Подозеров, казалось, что-то хотел сказать нехорошее о названном лице,
но переменил что-то и ответил:
- Не знаю, право, мы с ним как-то не сладились.
- А вы кого же у Фигуриных учили?
- Там были мальчик Петр и девочки Наташа и Алина.
- А вы эту Алину учили?
- Да; она уже была великонька, но я ее учил.
- Хороша она?
- Нет.
- Умна?
- Не думаю.
- Добра?
- Господь ее знает, девушки ведь почти все кажутся добрыми. У
малороссиян есть присловье, что будто даже "все панночки добры".
- "А только откуда-то поганые жинки берутся?" - докончил Форов.
- Эта Алина теперь жена моего брата.
- В таком случае малороссийское присловье прочь.
- Лариса, взгляни, - перебила дрогнувшим голосом Синтянина, глядя на ту
дорожку, по которой недавно девочка принесла письмо от Висленева. Лариса
обернулась.
- Что там такое?
Синтянина бледнела и не отвечала.
По длинной дорожке от входных ворот шел высокий, статный мужчина. Он
был в легком сером пиджаке и маленькой соломенной шляпе, а через плечо у
него висела щегольская дорожная сумочка. Сзади его в двух шагах семенила
давешняя девочка, у которой теперь в руках был большой портфель.

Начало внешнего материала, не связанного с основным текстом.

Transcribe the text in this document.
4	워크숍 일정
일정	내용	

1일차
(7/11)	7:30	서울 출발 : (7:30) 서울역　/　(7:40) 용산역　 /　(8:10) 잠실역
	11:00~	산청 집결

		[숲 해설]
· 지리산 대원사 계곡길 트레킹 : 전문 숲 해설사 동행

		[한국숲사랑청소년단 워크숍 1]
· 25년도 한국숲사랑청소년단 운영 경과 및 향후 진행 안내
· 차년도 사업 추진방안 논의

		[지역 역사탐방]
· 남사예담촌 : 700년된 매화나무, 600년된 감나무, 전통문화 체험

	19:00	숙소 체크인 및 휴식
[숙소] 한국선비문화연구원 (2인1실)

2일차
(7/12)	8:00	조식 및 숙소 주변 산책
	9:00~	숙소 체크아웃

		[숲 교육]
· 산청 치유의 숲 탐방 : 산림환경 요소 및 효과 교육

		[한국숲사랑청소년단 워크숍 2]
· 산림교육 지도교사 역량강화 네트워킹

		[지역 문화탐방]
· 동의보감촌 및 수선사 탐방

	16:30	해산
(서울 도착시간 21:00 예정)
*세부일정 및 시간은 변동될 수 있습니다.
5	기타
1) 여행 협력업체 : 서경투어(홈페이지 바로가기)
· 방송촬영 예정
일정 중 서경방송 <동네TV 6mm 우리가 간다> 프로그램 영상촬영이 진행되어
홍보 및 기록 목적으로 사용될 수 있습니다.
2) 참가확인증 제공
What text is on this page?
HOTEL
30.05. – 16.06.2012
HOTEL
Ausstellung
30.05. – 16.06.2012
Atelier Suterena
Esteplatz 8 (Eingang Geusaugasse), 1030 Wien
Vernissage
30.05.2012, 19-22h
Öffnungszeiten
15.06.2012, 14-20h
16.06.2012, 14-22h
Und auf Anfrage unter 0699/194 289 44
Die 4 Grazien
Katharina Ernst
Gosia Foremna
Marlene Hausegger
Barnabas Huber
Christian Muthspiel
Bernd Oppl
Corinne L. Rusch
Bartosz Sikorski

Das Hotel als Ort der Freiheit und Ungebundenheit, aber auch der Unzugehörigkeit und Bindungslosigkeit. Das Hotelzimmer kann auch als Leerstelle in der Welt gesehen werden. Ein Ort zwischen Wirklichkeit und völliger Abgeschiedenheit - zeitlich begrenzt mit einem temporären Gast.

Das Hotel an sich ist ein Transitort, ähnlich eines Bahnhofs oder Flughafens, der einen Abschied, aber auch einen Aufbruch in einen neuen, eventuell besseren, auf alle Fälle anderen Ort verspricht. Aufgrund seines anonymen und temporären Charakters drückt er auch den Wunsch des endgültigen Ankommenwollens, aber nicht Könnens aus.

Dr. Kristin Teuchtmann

- Брат!.. Иосаф!.. Каков сюрприз! - вскрикнула Лариса, ступая с качелей
на землю.
И с этим она рванулась быстрыми шагами вперед и побежала навстречу
брату.
Глава четвертая. Без содержания
В наружности Иосафа Висленева не было ни малейшего сходства с сестрой:
он был блондин с голубыми глазами и очень маленьким носом. Лицо его нельзя
было назвать некрасивым и неприятным, оно было открыто и даже довольно
весело, но на нем постоянно блуждала неуловимая тень тревоги и печали.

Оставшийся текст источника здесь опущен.